At a glance.
- NCUA changes its cyberincident notification requirements.
- Digiheals aims to protect medical institutions from ransomware attacks.
NCUA changes its cyberincident notification requirements.
The US National Credit Union Association (NCUA) has announced an amendment to its Cyber Incident Notification Rule that states all federal insured credit unions must notify the NCUA of any cyberincident no more than seventy-two hours after detection. The amendment also applies to third-party incidents, and it comes into effect on September 1. The NCUA recommends that covered entities prepare for implementation by updating their response plans, reviewing contracts with critical service providers, and educating employees on the new response process. As well, organizations should make plans to regularly monitor and review the new plan to ensure it’s effective, and closely document all cyber incidents to make sure all the necessary reporting info is readily at hand.

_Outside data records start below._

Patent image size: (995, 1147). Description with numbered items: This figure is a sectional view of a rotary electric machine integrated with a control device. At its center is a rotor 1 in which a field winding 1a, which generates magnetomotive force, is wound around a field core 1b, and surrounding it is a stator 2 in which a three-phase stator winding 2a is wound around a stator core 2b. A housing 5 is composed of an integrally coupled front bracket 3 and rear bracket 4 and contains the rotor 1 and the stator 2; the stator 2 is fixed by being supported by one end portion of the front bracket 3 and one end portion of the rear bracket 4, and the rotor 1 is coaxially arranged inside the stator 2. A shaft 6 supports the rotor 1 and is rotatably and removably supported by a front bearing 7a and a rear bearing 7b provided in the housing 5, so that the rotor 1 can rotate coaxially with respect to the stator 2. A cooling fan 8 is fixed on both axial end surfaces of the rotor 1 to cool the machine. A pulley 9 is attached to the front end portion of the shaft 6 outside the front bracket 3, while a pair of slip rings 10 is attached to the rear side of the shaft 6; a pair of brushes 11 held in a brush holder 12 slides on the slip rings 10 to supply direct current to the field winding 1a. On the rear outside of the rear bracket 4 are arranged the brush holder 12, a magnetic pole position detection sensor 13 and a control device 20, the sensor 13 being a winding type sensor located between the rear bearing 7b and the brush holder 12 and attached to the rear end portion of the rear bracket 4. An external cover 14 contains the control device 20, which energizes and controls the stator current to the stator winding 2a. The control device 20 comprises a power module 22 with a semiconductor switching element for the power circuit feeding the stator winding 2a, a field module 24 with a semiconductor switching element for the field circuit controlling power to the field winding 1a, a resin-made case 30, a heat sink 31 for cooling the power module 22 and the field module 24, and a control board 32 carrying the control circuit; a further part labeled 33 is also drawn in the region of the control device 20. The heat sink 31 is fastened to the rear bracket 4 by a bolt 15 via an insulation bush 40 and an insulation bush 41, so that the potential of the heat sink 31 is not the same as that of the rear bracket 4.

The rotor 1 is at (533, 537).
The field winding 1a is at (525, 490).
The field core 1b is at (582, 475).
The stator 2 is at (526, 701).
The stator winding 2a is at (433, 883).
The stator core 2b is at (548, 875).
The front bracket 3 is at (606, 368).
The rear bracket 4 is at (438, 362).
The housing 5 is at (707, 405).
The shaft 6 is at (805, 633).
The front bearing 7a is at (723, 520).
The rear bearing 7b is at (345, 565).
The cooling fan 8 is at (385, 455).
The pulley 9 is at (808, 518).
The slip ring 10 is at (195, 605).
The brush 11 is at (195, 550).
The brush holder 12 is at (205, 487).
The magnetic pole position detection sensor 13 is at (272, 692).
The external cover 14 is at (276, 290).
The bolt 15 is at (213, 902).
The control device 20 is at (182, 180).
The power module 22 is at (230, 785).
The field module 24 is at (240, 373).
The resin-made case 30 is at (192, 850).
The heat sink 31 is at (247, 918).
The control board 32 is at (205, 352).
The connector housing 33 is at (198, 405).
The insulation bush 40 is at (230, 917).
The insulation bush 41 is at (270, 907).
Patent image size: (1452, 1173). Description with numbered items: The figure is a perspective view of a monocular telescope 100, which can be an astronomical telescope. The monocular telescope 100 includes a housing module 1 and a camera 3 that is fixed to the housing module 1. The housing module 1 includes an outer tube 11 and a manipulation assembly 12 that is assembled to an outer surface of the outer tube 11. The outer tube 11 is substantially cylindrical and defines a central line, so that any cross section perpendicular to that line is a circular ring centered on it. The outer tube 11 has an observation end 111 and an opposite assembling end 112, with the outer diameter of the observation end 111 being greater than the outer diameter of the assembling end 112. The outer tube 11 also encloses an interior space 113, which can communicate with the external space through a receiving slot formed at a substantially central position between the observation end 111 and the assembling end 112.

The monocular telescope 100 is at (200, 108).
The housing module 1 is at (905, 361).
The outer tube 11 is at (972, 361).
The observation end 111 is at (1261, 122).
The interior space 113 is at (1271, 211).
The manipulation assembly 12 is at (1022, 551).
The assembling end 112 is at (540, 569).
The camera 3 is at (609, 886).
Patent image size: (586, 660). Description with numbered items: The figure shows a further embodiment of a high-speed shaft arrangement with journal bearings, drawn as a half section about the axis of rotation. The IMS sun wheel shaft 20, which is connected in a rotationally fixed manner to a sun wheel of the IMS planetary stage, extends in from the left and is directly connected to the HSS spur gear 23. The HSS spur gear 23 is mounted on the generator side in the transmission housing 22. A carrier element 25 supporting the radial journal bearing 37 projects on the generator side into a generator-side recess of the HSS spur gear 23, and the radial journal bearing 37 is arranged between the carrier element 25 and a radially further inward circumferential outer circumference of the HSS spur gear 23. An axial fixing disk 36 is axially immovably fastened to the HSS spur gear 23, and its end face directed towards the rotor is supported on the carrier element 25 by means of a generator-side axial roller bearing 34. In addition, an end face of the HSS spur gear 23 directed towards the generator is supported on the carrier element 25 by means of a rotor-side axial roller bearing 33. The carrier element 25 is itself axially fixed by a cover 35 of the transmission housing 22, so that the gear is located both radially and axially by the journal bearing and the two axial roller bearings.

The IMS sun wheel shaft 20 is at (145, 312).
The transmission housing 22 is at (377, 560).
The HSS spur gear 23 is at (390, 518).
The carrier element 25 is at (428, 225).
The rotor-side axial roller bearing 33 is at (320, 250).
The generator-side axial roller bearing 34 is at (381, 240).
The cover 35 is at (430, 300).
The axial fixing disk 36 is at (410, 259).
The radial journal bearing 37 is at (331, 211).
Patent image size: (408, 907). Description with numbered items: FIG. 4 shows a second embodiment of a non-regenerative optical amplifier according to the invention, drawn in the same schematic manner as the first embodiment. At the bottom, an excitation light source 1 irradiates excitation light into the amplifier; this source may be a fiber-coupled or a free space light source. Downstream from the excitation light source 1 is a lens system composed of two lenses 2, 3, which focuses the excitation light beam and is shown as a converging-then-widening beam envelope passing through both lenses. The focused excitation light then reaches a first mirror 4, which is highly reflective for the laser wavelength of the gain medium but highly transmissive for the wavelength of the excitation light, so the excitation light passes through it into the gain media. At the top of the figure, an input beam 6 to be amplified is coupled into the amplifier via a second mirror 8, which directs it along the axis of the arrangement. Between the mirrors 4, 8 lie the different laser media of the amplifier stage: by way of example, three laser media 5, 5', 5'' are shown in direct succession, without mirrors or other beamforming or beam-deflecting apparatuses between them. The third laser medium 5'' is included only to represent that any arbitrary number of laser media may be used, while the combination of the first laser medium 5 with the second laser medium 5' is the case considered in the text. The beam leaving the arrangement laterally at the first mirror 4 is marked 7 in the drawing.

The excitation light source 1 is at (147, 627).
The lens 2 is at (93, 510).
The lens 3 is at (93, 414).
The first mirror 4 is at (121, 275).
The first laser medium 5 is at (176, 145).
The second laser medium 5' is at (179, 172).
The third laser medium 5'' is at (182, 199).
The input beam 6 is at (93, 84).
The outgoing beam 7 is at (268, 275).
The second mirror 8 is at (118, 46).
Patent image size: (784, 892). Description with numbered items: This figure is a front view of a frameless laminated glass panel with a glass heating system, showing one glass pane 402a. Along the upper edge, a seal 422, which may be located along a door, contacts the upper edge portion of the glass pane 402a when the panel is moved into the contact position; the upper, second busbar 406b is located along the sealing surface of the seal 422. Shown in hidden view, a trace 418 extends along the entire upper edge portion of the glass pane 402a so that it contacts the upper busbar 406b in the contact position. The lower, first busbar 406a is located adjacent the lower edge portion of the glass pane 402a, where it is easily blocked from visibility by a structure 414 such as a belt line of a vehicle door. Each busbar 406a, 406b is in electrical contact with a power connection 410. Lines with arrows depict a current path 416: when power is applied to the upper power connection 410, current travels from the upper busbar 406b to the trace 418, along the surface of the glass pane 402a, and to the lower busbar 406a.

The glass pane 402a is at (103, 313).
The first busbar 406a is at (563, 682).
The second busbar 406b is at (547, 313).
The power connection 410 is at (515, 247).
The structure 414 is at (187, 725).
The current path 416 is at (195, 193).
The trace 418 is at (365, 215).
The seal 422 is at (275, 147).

Tom Kellermann, SVP of cyber strategy at Contrast Security, wrote that deniability has now become implausible. “Plausible deniability is now dead. This has been a long time coming. The first 72 hours is of paramount importance to prevent lateral movement by Cybercriminals and systemic fraud. I applaud the mention of third parties as many banks are hacked due to the compromise of shared service providers via island hopping.”
Digiheals aims to protect medical institutions from ransomware attacks.
In recent years, healthcare institutions have been increasingly targeted by ransomware attackers who hope that a hospital’s need to resume critical services will pressure administrators to meet ransom demands. To respond to these threats, the Advanced Research Projects Agency for Health (Arpa-H), a research agency recently established by the US Department of Health and Human Services, announced yesterday that it’s launching the Digital Health Security Project.
Called “Digiheals,” the new effort is focused on supporting cybersecurity tools that will help defend digital systems in the healthcare sector. The initiative calls on researchers and technologists to submit proposals for cybersecurity tech for healthcare systems, hospitals, clinics, and health-related devices. Digiheals program manager Andrew Carney told Wired, “We’re looking for rapid and stupendous progress. We want to ensure that the impact we have is significant but also equitably distributed. It doesn’t matter if we develop a perfect cure that makes a network completely impenetrable if a rural hospital can’t adopt it because of light IT staff or minimal or no security budget.”
Researchers will have until September 7 to submit their proposals, but Carney says that in the interest of considering all the possible options, they’re open to receiving submissions that don’t necessarily meet the deadline or might not seem to be an obvious fit at first glance. Arpa-H director Renee Wegrzyn stated, “Currently, off-the-shelf software tools fall short in detecting emerging cyber threats and protecting our medical facilities, resulting in a technical gap we seek to bridge with this initiative. The Digiheals project comes when the US health care system urgently requires rigorous cybersecurity capabilities to protect patient privacy, safety, and lives.”
(Added, 9:15 PM ET, August 21st, 2023.) Ted Miracco, CEO of Approov Mobile Security, wrote to express approval of the initiative's timing. “We believe the Digital Health Security project (Digiheals) is an important effort that is coming at the right time, with so many of our healthcare facilities under attack or in the crosshairs of bad actors," he said. “Andrew Carney is absolutely correct in identifying the resource limitations and budgets as a prime factor to address, and we are optimistic that rapid improvements can be made by deploying both existing technologies more broadly, and sharing information rapidly when new threats emerge. Many of the recent attack are not new, so a component of the solution must be better information sharing across the complex healthcare ecosystem."